Um die Bausteine richtig aufbauen zu können, gibt es zwei Variablen, die aufeinander abgestimmt werden müssen – die Bügellänge und der Sattel.

Die Bügellänge variiert natürlich nach dem Satteltyp. Viele meinen das man in einem Dressursattel mit sehr langen Bügeln reiten muss. Entscheidend sind aber die Balance und der effiziente Gebrauch der Beine. Wenn die Beine in der richtigen Position sind, sollten die Füße leicht im Absatz nach unten federnd im Steigbügel ruhen. Der Bügel sollte unter dem Fußballen (an der breitesten Stelle) aufgenommen werden. Hier befindet sich ein Balancepunkt, der dem Reiter ermöglicht locker im Fußgelenk zu bleiben, was sich positiv auf den Rest des Reiters auswirkt.

Wenn wir nach den Steigbügeln hangeln müssen, sind diese zu lang! Die Füße rutschen dann nach vorn und wir verlieren den Grundbaustein,  was zur Folge hat, dass wir das Becken nach hinten schieben und somit nicht mehr im Gleichgewicht sind. Die Schenkelhilfen werden ineffizient und wir sind nicht mehr in der Lage mit unserem Sitz mit den Bewegungen des Pferdes mitzugehen. Außerdem hat ein zu langer Bügel die Folge, dass das Knie an den Sattel geklemmt wird und somit nicht mehr als Bewegungsdämpfer fungieren kann.

Wir müssen in der Lage sein, wie ein Skifahrer auf der Buckelpiste, die Bewegungen durch das Spiel von Hüft-, Knie- und Fußgelenk ausgleichen zu können. Wir müssen im Sattel so weit wie möglich vorne sitzen, Die Fußgelenke unter den Hüften. Die Riemen der Steigbügel müssen immer gerade herunterhängen,hinter dem Knie und vor dem Fußgelenk. Bei kräftigen Oberschenkeln, müssen die Bügel kürzer sein!

Für die korrekten Bausteine braucht man außerdem einen richtig ausbalancierten Sattel. Der tiefste Punkt des Sattels muss in der Mitte sein und dicht am Vorderzwiesel. Ist er zu weit hinten, gibt es keine Möglichkeit in guter Baustein – Qualität zu reiten. Dazu kommt, dass wir dem Pferd mit unserem Gewicht in den Rücken drücken und es im Bewegungsablauf blockieren.

Die Ergebnisse der Bausteine sind:

  • Ein mit dem Bewegungsablauf des Pferdes übereinstimmendes beständiges Gleichgewicht.
  • Fließende und angenehme Bewegungen des Pferdes.

Wenn wir nun unser Pferd antraben und leichttraben, verlagern wir das ganze Gewicht zu den Steigbügeln hinunter.  Die Beine ruhen sanft an den Seiten des Pferdes, die Hüft- und Kniegelenke spielen frei, damit sie die ganze Auf- und Abbewegung des Leichttrabens spüren können. Wir setzen die sanften Augen ein, das Atmen und Zentrieren in die Körpermitte und kontrollieren, ob die Bausteine richtig ausbalanciert sind.

Folgende Übung kann man machen um an der Balance zu arbeiten: Einen Trabtritt sitzen und zwei Trabtritte lang aufstehen ( also immer wieder umsitzen). Wenn wir die richtige Haltung gefunden haben, wird die Übung sehr leicht.

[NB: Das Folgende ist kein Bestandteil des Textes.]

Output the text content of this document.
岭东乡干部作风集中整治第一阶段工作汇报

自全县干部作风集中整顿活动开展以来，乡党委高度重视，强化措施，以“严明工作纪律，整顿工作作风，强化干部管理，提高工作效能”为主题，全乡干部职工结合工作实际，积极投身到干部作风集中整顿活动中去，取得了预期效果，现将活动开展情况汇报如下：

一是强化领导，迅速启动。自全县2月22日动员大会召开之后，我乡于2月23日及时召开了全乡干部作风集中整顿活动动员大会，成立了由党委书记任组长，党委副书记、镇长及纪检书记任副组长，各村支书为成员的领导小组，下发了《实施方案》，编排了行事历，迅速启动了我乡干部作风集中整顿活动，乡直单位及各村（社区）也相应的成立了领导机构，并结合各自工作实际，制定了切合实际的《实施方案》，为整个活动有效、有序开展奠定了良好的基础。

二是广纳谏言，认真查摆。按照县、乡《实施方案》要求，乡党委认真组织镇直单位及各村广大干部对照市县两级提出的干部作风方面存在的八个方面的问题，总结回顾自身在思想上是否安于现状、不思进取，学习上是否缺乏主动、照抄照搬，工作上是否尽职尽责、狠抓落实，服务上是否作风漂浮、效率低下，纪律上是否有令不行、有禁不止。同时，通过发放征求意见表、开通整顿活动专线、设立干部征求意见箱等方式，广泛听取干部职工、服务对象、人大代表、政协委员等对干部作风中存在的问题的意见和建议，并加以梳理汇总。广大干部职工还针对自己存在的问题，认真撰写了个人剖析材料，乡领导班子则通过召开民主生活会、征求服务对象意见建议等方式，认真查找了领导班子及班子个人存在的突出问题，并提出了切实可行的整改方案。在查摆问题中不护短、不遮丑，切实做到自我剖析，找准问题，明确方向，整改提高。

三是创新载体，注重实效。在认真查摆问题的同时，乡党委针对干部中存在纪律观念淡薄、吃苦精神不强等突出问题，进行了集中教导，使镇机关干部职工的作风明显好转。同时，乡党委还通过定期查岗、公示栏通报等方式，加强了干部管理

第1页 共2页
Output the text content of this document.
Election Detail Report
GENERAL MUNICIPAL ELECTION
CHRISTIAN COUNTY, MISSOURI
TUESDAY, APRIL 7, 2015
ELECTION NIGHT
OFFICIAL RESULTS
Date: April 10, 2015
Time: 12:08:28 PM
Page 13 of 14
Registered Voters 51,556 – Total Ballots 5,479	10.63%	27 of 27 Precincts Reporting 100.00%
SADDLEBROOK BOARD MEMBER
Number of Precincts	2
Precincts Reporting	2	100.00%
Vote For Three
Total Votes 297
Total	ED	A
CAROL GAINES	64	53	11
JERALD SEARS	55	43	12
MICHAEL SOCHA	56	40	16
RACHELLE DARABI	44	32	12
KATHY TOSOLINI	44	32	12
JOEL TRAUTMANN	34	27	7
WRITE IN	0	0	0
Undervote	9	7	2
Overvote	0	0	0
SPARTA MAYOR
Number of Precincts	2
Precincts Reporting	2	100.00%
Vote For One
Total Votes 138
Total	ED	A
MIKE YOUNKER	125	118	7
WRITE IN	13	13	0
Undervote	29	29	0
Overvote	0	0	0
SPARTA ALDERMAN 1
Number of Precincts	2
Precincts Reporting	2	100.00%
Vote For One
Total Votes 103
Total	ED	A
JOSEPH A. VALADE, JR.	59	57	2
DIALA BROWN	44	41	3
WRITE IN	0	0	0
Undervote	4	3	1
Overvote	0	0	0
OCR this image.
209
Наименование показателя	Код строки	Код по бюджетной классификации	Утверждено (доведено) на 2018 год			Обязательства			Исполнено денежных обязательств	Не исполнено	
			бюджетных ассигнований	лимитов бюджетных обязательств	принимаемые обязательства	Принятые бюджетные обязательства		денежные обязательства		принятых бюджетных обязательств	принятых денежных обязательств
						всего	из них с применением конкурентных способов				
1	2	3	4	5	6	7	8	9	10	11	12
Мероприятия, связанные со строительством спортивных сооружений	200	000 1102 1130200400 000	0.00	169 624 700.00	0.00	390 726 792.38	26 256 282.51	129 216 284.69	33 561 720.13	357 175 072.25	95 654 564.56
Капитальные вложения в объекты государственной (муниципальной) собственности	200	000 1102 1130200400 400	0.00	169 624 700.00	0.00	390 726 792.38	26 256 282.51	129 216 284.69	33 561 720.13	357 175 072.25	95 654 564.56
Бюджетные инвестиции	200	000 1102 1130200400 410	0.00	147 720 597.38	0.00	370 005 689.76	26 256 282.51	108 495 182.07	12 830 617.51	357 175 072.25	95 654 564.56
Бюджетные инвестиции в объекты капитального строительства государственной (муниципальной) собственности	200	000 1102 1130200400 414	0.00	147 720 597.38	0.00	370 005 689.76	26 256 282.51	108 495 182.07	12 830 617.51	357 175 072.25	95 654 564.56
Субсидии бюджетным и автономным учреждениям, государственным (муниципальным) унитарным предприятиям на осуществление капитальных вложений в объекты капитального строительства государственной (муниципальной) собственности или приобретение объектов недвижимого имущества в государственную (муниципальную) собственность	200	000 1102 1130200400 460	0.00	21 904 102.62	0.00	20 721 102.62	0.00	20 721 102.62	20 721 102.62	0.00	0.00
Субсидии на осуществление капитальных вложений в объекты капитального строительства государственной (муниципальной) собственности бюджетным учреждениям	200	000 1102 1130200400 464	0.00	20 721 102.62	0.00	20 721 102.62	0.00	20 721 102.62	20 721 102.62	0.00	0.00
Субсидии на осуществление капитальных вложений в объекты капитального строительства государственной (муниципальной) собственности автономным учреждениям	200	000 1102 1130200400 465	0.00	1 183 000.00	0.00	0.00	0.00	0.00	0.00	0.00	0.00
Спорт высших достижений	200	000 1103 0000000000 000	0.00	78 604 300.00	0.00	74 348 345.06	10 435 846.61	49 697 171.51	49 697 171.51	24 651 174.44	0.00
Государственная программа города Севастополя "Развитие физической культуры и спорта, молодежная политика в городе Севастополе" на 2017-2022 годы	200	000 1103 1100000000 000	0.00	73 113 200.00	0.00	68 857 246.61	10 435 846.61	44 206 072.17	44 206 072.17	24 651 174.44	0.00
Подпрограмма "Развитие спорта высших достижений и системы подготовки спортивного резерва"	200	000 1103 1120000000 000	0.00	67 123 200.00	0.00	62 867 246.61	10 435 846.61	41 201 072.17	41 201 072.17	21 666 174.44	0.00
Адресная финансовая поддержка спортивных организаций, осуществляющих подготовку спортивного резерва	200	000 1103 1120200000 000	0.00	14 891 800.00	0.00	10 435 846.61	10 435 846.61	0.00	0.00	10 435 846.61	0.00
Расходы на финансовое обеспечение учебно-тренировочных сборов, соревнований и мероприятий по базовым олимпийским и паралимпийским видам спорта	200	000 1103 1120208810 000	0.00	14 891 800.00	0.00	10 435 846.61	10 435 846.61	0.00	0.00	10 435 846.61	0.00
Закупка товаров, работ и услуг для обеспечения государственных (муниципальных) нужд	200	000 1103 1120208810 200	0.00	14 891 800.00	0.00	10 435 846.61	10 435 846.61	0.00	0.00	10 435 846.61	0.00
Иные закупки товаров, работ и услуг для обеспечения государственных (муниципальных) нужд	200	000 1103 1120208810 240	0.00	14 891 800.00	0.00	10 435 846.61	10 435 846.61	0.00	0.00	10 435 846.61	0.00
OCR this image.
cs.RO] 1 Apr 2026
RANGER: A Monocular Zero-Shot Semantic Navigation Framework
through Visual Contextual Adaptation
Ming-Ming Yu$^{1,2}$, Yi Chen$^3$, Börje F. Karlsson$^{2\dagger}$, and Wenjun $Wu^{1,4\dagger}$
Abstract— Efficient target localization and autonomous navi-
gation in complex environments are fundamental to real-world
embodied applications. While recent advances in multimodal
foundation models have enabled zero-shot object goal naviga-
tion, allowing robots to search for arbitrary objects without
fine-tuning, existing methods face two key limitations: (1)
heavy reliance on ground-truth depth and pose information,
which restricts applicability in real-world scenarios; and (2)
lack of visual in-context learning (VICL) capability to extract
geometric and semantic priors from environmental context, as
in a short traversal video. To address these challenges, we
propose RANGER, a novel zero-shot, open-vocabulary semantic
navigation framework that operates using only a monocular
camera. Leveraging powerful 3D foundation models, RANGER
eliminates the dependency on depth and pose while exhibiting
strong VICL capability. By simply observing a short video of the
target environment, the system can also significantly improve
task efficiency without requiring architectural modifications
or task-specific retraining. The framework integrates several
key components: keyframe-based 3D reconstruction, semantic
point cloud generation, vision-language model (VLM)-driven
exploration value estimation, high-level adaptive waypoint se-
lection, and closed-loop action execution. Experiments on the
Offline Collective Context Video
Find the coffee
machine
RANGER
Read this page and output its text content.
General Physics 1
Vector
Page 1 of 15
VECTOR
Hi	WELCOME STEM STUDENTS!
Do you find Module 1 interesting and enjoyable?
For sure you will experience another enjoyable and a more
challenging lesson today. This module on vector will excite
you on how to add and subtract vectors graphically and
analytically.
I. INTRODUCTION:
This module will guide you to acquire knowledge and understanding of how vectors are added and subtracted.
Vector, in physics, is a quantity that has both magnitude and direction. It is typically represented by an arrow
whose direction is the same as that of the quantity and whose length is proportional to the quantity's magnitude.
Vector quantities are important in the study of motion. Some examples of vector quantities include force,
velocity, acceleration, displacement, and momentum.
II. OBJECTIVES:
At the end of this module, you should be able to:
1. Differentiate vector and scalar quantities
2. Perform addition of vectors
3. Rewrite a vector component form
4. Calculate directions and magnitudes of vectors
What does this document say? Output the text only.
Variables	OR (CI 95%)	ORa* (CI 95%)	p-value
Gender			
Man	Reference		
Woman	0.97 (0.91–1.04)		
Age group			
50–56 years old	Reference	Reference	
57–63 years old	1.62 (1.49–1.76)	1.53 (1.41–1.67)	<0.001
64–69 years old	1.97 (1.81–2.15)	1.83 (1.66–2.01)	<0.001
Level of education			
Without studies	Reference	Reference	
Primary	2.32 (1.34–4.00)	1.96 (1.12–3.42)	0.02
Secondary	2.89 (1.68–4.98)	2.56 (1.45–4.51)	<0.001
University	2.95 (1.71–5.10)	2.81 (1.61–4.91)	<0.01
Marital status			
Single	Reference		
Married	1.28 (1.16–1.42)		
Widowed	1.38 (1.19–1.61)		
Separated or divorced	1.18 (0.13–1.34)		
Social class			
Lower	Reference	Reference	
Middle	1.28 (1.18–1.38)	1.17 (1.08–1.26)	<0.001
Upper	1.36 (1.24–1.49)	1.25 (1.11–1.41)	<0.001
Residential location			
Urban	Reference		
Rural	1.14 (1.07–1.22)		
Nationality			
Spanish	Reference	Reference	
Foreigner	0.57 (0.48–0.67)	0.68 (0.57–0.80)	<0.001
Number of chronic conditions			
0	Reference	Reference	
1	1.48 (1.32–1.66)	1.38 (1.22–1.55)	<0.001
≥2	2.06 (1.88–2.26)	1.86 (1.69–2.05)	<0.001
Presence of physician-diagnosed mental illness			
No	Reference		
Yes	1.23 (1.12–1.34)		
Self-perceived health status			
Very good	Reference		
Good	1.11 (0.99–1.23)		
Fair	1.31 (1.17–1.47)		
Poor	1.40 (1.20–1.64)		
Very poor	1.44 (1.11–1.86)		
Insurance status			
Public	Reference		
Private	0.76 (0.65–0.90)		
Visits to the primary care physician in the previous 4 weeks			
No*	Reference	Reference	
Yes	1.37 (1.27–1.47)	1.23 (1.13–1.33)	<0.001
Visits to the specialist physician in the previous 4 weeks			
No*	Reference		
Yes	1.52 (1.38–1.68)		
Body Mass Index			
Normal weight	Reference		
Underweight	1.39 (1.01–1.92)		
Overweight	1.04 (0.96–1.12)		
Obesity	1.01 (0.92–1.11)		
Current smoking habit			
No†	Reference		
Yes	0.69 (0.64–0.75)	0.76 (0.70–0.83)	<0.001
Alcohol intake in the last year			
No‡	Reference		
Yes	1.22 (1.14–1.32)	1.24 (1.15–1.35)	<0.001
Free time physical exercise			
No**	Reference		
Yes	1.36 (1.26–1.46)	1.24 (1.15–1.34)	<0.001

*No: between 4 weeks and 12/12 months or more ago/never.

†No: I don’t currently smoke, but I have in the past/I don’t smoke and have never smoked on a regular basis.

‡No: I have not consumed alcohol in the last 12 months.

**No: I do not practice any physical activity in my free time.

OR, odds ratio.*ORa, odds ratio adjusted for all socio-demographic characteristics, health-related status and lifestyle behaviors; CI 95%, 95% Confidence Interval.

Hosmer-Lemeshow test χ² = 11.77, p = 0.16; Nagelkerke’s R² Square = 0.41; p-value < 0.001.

Lass den Körper ins Gleichgewicht kommen. Lass das Zentrum der Schwerkraft nach unten sinken, denk an den Atem und an das Zentrum der Energie. Versuch bei jedem Aufstehen eine Sprungfeder zu fühlen, die deine Körpermitte an deiner Gürtelschnalle diagonal nach vorne oben in den Himmel zieht. So kommen deine Füße fast automatisch unter dich. Reite auch ruhig mal mit geschlossenen Augen, so kannst du deinen Körper noch besser fühlen und zusammen mit deinem Pferd immer mehr ins gemeinsame Gleichgewicht kommen.

Nun sind wir am Ende der Serie “Reiten in Harmonie”.  Ich hoffe, ich konnte dir Anregungen und Tipps für ein harmonisches Miteinander mit deinem Pferd geben. Erzähl uns doch von deinen Erfahrungen, wir würden uns sehr freuen.